Moolert farmer Simon Coutts said he had 2000 hectares under canola, oats, barley and wheat.
“It was all very good, apart from a few tiny little wet spots, it probably would be a record, with canola at two to three tonnes a hectare, wheat between five and six and a half, barley and oats, at six to seven tonnes,” Mr Coutts said.
“The quality has been exceptional.”
He said he had not experienced many delays in getting the grain and pulses into storage.
“It’s been a pretty long harvest, but that’s the way we like it – headers are going a bit slower than normal, because of the size of the crop.”
Culgoa’s Reid Mather said he had a good year, from grain and pluses on his 2000ha property.
“I had losses like everyone else, with grain on the ground, because it rained so much, but I think people will generally be happy,” he said.
“There’s an enormous amount of nutrition that’s come out of the soil, that’s got to go back.
He said a lot of grain was being sold, rather than stored, to ensure cash flow.
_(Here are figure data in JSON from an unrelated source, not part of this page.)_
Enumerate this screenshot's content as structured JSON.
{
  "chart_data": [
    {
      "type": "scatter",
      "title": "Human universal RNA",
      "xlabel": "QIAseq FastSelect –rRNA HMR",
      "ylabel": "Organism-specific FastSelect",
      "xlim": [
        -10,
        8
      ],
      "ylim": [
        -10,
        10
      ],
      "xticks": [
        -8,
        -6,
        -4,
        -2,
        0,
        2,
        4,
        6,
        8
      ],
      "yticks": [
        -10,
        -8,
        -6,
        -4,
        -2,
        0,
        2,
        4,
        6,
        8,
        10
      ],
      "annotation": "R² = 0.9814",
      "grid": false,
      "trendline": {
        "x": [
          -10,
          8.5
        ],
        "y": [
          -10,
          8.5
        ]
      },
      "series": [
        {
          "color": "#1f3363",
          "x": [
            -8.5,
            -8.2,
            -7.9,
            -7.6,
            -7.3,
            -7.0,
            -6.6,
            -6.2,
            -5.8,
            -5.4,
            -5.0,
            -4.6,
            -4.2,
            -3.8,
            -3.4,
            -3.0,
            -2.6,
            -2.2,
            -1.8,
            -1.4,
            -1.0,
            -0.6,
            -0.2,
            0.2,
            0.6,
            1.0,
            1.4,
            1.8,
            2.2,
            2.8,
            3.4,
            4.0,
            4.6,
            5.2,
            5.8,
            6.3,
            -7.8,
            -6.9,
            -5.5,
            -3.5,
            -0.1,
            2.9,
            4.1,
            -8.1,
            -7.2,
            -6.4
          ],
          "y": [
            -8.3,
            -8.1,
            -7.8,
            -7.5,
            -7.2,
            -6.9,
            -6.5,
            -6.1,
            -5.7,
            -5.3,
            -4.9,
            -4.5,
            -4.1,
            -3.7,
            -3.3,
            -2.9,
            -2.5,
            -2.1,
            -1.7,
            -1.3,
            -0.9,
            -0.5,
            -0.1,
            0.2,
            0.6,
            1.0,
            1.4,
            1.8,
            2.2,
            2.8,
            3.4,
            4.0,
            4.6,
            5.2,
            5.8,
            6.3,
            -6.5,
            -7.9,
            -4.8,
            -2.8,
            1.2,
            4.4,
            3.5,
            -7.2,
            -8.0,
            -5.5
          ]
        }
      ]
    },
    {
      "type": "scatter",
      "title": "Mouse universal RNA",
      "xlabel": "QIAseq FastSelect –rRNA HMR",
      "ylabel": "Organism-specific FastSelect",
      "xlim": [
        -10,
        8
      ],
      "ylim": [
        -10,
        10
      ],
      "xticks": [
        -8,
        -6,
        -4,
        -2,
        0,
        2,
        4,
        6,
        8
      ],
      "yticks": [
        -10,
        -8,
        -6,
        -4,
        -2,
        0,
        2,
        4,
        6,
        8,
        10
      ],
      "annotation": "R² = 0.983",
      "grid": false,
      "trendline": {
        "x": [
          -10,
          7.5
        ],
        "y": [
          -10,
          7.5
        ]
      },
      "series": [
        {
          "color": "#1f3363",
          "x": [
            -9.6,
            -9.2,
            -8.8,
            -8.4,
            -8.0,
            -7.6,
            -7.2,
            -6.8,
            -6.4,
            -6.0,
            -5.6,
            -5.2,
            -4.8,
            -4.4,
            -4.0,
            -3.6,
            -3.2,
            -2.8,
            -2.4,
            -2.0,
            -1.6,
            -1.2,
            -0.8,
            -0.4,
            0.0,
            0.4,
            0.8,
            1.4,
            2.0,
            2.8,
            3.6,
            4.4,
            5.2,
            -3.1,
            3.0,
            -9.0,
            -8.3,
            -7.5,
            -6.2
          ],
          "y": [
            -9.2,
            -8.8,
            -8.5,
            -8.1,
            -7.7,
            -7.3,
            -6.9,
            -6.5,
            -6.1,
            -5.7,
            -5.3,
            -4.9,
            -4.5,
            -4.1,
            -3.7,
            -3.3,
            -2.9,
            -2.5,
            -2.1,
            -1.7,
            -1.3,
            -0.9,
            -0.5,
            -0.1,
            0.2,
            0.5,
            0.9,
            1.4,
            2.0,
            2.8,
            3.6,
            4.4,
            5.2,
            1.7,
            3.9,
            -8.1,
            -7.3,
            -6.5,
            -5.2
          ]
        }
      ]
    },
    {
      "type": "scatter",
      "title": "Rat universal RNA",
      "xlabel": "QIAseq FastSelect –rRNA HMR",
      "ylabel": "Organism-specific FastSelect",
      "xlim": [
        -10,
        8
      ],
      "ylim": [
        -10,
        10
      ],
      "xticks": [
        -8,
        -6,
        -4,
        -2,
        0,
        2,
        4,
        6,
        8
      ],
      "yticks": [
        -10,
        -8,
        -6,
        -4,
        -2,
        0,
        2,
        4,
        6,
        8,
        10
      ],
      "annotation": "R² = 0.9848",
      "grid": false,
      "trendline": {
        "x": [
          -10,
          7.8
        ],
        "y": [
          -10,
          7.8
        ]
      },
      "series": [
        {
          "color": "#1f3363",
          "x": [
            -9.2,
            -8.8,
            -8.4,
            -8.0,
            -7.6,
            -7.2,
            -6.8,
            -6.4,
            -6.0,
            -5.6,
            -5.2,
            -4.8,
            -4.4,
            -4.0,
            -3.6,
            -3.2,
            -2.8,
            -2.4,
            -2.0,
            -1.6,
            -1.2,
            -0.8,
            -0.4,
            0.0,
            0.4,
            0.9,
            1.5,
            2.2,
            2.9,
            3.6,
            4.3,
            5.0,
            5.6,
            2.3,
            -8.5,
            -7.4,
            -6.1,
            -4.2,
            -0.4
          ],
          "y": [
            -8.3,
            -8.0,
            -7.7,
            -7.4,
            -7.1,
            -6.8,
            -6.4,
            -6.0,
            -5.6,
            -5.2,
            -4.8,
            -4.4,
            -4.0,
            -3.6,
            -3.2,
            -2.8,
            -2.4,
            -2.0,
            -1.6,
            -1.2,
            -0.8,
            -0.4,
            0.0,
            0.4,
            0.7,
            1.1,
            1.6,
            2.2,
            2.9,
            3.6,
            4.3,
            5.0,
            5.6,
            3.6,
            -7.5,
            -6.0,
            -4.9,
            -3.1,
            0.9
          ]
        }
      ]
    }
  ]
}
“To run a header, you need 500,000 litres of diesel, and there are other things you have to pay for, like tyres for your trucks, so I think people worked long, getting towards the end of it.
“We were really hanging out for this one.”
Mr Mather said many farmers saw yield returns which were better than originally anticipated.
“It’s the difference between hope and faith; hope is when you buy a Tattslotto ticket, and you hope are going to do alright, faith is a long term thing and you think you are going to get there.
“I think faith was a little bit jaded, towards the end.”
He said the biggest frustration was yields were good, but croppers were being “burned on price.”